In meinem letzten Permakulturartikel habe ich angefangen über grundlegende Planungsprinzipien in der Permakultur zu schreiben. Über Permakultur Prinzip „Grobplanung“, „Beobachtung des Areals“, „Umwelteinflüsse in Form von Sonnen-, Wind und Wasserenergie“. (Wem das alles neu erscheint, hier geht’s zum entsprechenden Artikel :))

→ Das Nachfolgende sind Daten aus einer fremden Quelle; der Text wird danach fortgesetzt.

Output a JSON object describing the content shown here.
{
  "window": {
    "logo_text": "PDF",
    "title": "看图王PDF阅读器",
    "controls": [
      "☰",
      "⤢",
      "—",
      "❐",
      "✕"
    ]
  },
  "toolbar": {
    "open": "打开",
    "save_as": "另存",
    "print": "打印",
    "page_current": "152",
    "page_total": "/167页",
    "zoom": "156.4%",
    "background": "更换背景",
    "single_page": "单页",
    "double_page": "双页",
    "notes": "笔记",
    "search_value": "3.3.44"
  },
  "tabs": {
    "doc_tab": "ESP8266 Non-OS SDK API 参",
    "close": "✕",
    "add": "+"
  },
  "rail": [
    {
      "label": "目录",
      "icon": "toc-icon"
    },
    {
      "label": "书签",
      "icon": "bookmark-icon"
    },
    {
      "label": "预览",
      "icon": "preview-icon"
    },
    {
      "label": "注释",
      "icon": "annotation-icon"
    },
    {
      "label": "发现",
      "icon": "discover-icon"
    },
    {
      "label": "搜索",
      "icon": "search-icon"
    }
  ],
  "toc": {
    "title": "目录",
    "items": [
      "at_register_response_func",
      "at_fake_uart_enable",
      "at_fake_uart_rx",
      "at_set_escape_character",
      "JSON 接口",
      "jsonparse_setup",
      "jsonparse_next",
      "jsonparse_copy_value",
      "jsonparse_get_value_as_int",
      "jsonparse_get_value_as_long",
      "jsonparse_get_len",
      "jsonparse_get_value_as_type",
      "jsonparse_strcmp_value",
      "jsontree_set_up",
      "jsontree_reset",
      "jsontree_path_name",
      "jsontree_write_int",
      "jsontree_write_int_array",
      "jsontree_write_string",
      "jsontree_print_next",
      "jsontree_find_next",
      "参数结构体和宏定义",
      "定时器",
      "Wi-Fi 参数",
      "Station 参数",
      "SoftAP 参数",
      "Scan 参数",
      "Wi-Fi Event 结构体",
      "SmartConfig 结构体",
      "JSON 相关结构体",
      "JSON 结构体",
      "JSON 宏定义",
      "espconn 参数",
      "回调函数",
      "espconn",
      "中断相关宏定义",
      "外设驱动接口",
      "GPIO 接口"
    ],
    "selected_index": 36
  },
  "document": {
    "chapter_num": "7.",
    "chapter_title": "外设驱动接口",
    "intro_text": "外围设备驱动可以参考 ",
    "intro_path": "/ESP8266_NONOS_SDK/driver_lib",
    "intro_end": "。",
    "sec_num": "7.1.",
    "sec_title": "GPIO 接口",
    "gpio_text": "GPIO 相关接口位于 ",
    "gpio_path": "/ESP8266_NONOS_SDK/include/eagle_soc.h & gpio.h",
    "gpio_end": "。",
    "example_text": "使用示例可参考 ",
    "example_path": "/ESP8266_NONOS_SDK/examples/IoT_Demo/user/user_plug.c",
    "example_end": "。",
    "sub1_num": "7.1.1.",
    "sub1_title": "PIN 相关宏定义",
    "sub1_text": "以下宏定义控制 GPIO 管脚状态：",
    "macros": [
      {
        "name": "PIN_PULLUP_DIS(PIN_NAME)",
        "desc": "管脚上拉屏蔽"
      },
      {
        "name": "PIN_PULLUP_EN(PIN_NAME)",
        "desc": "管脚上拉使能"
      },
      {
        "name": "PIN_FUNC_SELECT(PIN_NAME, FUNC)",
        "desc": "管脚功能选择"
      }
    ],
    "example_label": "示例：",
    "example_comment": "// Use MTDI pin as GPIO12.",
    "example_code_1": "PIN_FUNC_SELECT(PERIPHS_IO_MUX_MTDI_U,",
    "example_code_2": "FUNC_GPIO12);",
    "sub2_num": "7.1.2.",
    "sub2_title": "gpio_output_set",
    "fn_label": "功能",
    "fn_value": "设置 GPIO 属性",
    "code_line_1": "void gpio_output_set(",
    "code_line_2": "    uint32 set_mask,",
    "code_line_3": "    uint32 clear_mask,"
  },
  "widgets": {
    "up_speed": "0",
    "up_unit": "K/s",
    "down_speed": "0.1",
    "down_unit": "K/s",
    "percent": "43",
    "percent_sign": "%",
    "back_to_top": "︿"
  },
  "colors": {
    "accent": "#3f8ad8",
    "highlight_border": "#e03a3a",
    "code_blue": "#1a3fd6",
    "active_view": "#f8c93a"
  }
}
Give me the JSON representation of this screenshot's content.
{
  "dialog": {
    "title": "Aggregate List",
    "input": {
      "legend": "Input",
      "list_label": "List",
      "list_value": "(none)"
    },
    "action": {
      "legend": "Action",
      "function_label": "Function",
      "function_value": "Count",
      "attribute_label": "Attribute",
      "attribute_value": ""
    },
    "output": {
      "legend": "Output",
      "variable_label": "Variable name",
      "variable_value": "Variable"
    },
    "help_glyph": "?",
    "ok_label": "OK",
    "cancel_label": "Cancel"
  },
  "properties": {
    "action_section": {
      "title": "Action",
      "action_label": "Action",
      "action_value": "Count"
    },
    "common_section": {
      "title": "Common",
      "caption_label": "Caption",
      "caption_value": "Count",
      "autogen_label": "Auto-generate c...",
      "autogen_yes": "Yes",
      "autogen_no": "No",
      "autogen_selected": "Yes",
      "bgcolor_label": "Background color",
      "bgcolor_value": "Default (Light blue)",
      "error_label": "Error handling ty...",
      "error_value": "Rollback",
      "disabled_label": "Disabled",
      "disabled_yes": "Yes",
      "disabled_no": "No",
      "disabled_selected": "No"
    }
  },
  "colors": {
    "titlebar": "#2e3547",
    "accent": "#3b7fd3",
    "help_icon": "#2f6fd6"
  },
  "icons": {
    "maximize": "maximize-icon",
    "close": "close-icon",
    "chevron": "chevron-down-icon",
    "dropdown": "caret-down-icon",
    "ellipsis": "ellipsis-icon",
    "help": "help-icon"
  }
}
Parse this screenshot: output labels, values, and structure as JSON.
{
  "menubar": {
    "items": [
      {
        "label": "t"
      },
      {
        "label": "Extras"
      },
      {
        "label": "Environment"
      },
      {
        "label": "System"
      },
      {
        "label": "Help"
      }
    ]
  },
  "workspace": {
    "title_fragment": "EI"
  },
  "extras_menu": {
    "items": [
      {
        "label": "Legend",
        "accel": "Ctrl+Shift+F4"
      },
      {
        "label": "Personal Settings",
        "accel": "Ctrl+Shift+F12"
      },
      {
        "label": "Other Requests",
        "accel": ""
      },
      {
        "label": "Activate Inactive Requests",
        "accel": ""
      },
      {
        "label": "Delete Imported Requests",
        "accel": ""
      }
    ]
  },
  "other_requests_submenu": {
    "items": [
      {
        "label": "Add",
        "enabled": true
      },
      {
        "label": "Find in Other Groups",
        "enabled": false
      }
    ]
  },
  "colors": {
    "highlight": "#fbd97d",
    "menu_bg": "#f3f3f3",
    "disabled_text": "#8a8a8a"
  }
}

Aber: die balconybotanista hat noch viel mehr gelernt in ihrem ersten Permakulturdesign-Modul. Nämlich auch die Grundlagen der Detailplanungsprinzipien. Diese teile ich in diesem Artikel mit euch.
Permakultur Prinzip «Räumliche Anordnung»
Nach Abschluss der Grobplanung und mit ungefährer Festlegung der Zonen und Sektoren, werden diese befüllt. Das bedeutet man überlegt sich, wie man einzelne Permakulturelemente bestmöglich positioniert. Als bestmöglich positioniert gilt ein Permakulturelement dann, wenn es so platziert ist, dass es die meisten positiven Wechselwirkungen mit der Umwelt verursacht. Zum Beispiel werde ich das Permakulturelement «Regentonne» tendenziell dort hin stellen, wo das meiste Regenwasser in die Tonne abfliessen kann. Zudem möchte ich relativ wenig Gehzeit vom Haus aus haben. Die Tonne sollte aber auch nahe am Gemüsebeet stehen.
Wer jetzt mit den Augen rollt, dem sage ich erfahrungsgemäss: bei meinen Eltern war die Tonne im hintersten Winkel des Gartens, unter dem Gartenhäuschen. Sie war nie voll, denn das Dach der Gartenhäuschens war zu klein. Aber das war egal, denn niemand ginge den langen Weg ans Ende des Gartens um Wasser fürs Gemüse zu holen. Also recht ineffizient eingesetzt, die Tonne. 🙂 Wie ich das am Balkon umgesetzt habe und was meine Überlegungen dafür waren könnt ihr hier nachlesen.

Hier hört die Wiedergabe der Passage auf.